Das AKW und die Bewag

■ Die Bewag plante ein AkW auf der Pfaueninsel

Noch bevor in der Bundesrepublik ein einziges kommerzielles Atomkraftwerk in Auftrag gegeben worden war, plante die Bewag zu Beginn der 60er Jahre bereits einen 150-MW-Reaktor mitten in Berlin. Die Wahl des Standorts - die Pfaueninsel im Wannsee! - war nicht ohne Hintersinn. Der Großteil der West-berliner Bevölkerung konzentrierte sich jenseits des Grunewalds, aber bereits in unmittelbarer Nähe lagen Wohngebiete - der DDR. Bei einem schweren Unfall wäre jedoch auch die West-berliner Bevölkerung betroffen gewesen und hätte in das Gebiet der DDR evakuiert werden müssen.

Während die westdeutschen Energieunternehmen aufgrund fehlender staatlicher Subventionszusagen überhaupt keinen Gedanken an den Bau kommerzieller AKWs verschwendeten, teilte die Bewag dem Bonner Atomministerium kurzerhand mit, sie habe das AKW „fest eingeplant“, es seien nur noch „technische Voraussetzungen“ zu klären. Die unternehmerische Entscheidungsfreude der Bewag basierte auf dem festen Vertrauen, in Berlin für alles und jedes die nötigen Bundessubventionen zu erhalten. Im Atomministerium sah man jedoch allerhand Probleme. Man konnte sich ein AKW in Berlin nur vorstellen, wenn ein Sicherheitseinschluß des Reaktors auch einem „größtmöglichen Unfall standhielte“. Hierfür lag jedoch keine Konstruktion vor. Der TÜV zog sich mit einem sybillinischen Urteil aus der Affäre. Der Standort sei „nicht günstig“, aber „bei geeigneten technischen Vorkehrungen könne eine unzumutbare Gefährdung“ der Bevölkerung vermieden werden. Zu einer klaren Absage führte die ungeklärte Sicherheitslage jedoch nicht. Atomminister Balke sagte vielmehr, die Übernahme von 50 Prozent der Projektierungskosten zu.
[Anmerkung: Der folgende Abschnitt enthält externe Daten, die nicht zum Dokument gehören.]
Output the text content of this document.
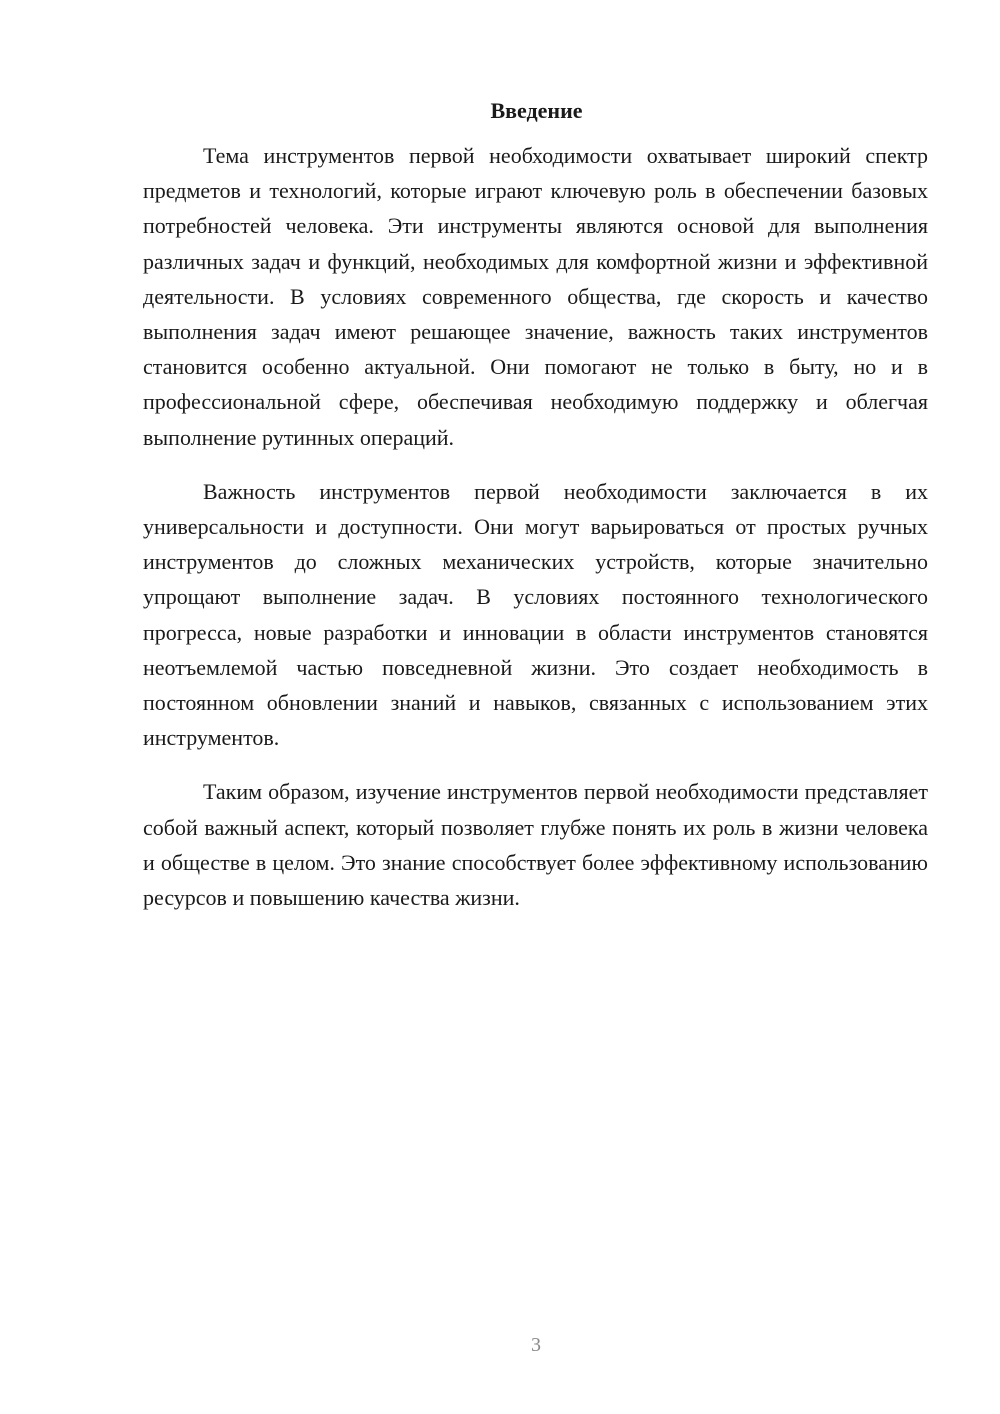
Введение

Тема инструментов первой необходимости охватывает широкий спектр предметов и технологий, которые играют ключевую роль в обеспечении базовых потребностей человека. Эти инструменты являются основой для выполнения различных задач и функций, необходимых для комфортной жизни и эффективной деятельности. В условиях современного общества, где скорость и качество выполнения задач имеют решающее значение, важность таких инструментов становится особенно актуальной. Они помогают не только в быту, но и в профессиональной сфере, обеспечивая необходимую поддержку и облегчая выполнение рутинных операций.

Важность инструментов первой необходимости заключается в их универсальности и доступности. Они могут варьироваться от простых ручных инструментов до сложных механических устройств, которые значительно упрощают выполнение задач. В условиях постоянного технологического прогресса, новые разработки и инновации в области инструментов становятся неотъемлемой частью повседневной жизни. Это создает необходимость в постоянном обновлении знаний и навыков, связанных с использованием этих инструментов.

Таким образом, изучение инструментов первой необходимости представляет собой важный аспект, который позволяет глубже понять их роль в жизни человека и обществе в целом. Это знание способствует более эффективному использованию ресурсов и повышению качества жизни.

3
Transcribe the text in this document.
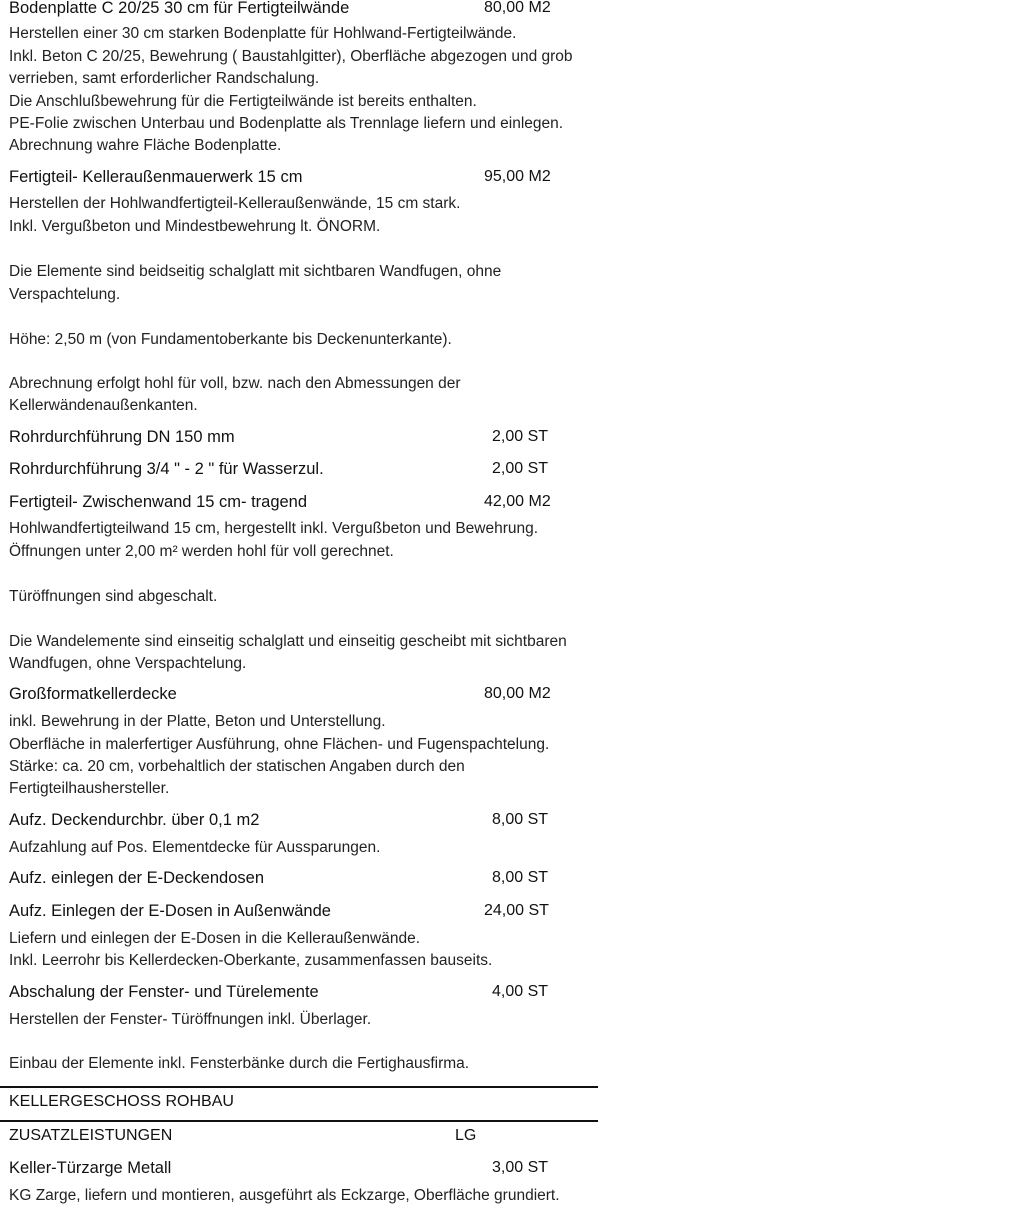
Bodenplatte C 20/25 30 cm für Fertigteilwände	80,00 M2
Herstellen einer 30 cm starken Bodenplatte für Hohlwand-Fertigteilwände.
Inkl. Beton C 20/25, Bewehrung ( Baustahlgitter), Oberfläche abgezogen und grob
verrieben, samt erforderlicher Randschalung.
Die Anschlußbewehrung für die Fertigteilwände ist bereits enthalten.
PE-Folie zwischen Unterbau und Bodenplatte als Trennlage liefern und einlegen.
Abrechnung wahre Fläche Bodenplatte.
Fertigteil- Kelleraußenmauerwerk 15 cm	95,00 M2
Herstellen der Hohlwandfertigteil-Kelleraußenwände, 15 cm stark.
Inkl. Vergußbeton und Mindestbewehrung lt. ÖNORM.
Die Elemente sind beidseitig schalglatt mit sichtbaren Wandfugen, ohne
Verspachtelung.
Höhe: 2,50 m (von Fundamentoberkante bis Deckenunterkante).
Abrechnung erfolgt hohl für voll, bzw. nach den Abmessungen der
Kellerwändenaußenkanten.
Rohrdurchführung DN 150 mm	2,00 ST
Rohrdurchführung 3/4 " - 2 " für Wasserzul.	2,00 ST
Fertigteil- Zwischenwand 15 cm- tragend	42,00 M2
Hohlwandfertigteilwand 15 cm, hergestellt inkl. Vergußbeton und Bewehrung.
Öffnungen unter 2,00 m² werden hohl für voll gerechnet.
Türöffnungen sind abgeschalt.
Die Wandelemente sind einseitig schalglatt und einseitig gescheibt mit sichtbaren
Wandfugen, ohne Verspachtelung.
Großformatkellerdecke	80,00 M2
inkl. Bewehrung in der Platte, Beton und Unterstellung.
Oberfläche in malerfertiger Ausführung, ohne Flächen- und Fugenspachtelung.
Stärke: ca. 20 cm, vorbehaltlich der statischen Angaben durch den
Fertigteilhaushersteller.
Aufz. Deckendurchbr. über 0,1 m2	8,00 ST
Aufzahlung auf Pos. Elementdecke für Aussparungen.
Aufz. einlegen der E-Deckendosen	8,00 ST
Aufz. Einlegen der E-Dosen in Außenwände	24,00 ST
Liefern und einlegen der E-Dosen in die Kelleraußenwände.
Inkl. Leerrohr bis Kellerdecken-Oberkante, zusammenfassen bauseits.
Abschalung der Fenster- und Türelemente	4,00 ST
Herstellen der Fenster- Türöffnungen inkl. Überlager.
Einbau der Elemente inkl. Fensterbänke durch die Fertighausfirma.
KELLERGESCHOSS ROHBAU
ZUSATZLEISTUNGEN	LG
Keller-Türzarge Metall	3,00 ST
KG Zarge, liefern und montieren, ausgeführt als Eckzarge, Oberfläche grundiert.
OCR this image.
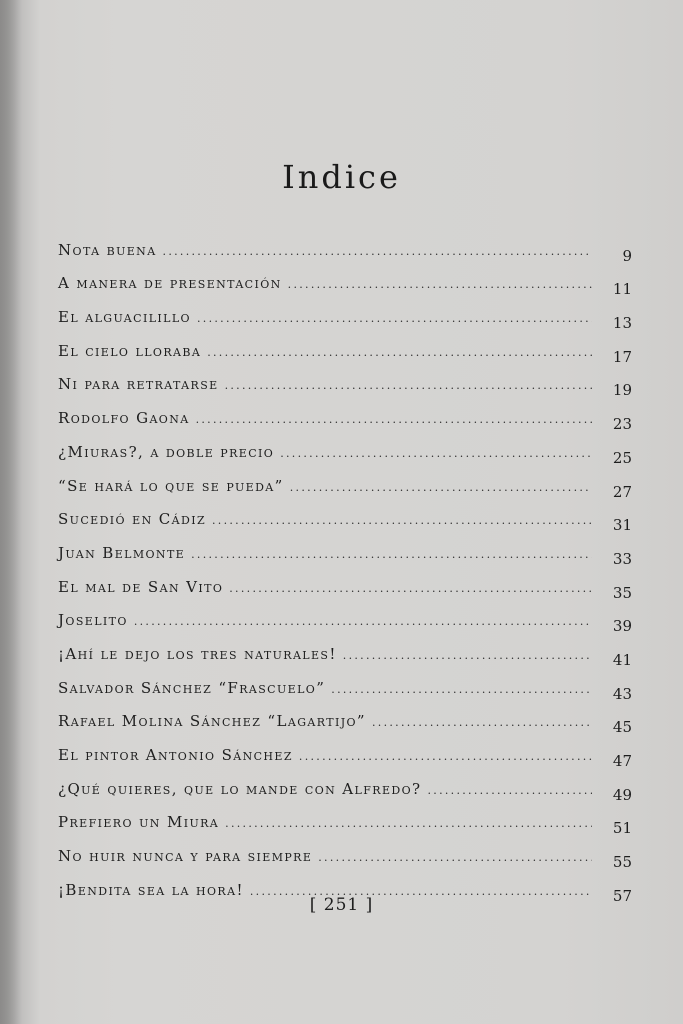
Indice
Nota buena . . .	9
A manera de presentación . . .	11
El alguacilillo . . .	13
El cielo lloraba . . .	17
Ni para retratarse . . .	19
Rodolfo Gaona . . .	23
¿Miuras?, a doble precio . . .	25
“Se hará lo que se pueda” . . .	27
Sucedió en Cádiz . . .	31
Juan Belmonte . . .	33
El mal de San Vito . . .	35
Joselito . . .	39
¡Ahí le dejo los tres naturales! . . .	41
Salvador Sánchez “Frascuelo” . . .	43
Rafael Molina Sánchez “Lagartijo” . . .	45
El pintor Antonio Sánchez . . .	47
¿Qué quieres, que lo mande con Alfredo? . . .	49
Prefiero un Miura . . .	51
No huir nunca y para siempre . . .	55
¡Bendita sea la hora! . . .	57
[ 251 ]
Drei Monate vor dem Mauerbau gaben dann letztendlich politische Einsprüche den Ausschlag, den Atomreaktor nicht zu errichten. Obwohl sich die US-Regierung zu Rücksichtnahme auf das amerikanische Unternehmen Westinghouse verpflichtet fühlte, das den Antrag für das Kraftwerk erhalten sollte, ließ man die Bundesregierung wissen, daß man es grundsätzlich für erforderlich halte, vor dem Bau eines Reaktors mit „der Regierung des Nachbarstaats Fühlung aufzunehmen“. Die Vision, mit der DDR wegen des Reaktors verhandeln zu müssen, erschien der Adenauer-Regierung offenbar so unerträglich, daß sie sich „aus politischen Gründen“ zu einer eindeutigen Ablehnung aufraffte. Die Bewag stoppte das Projekt erst, als das Finanzministerium den Geldhahn zudrehte.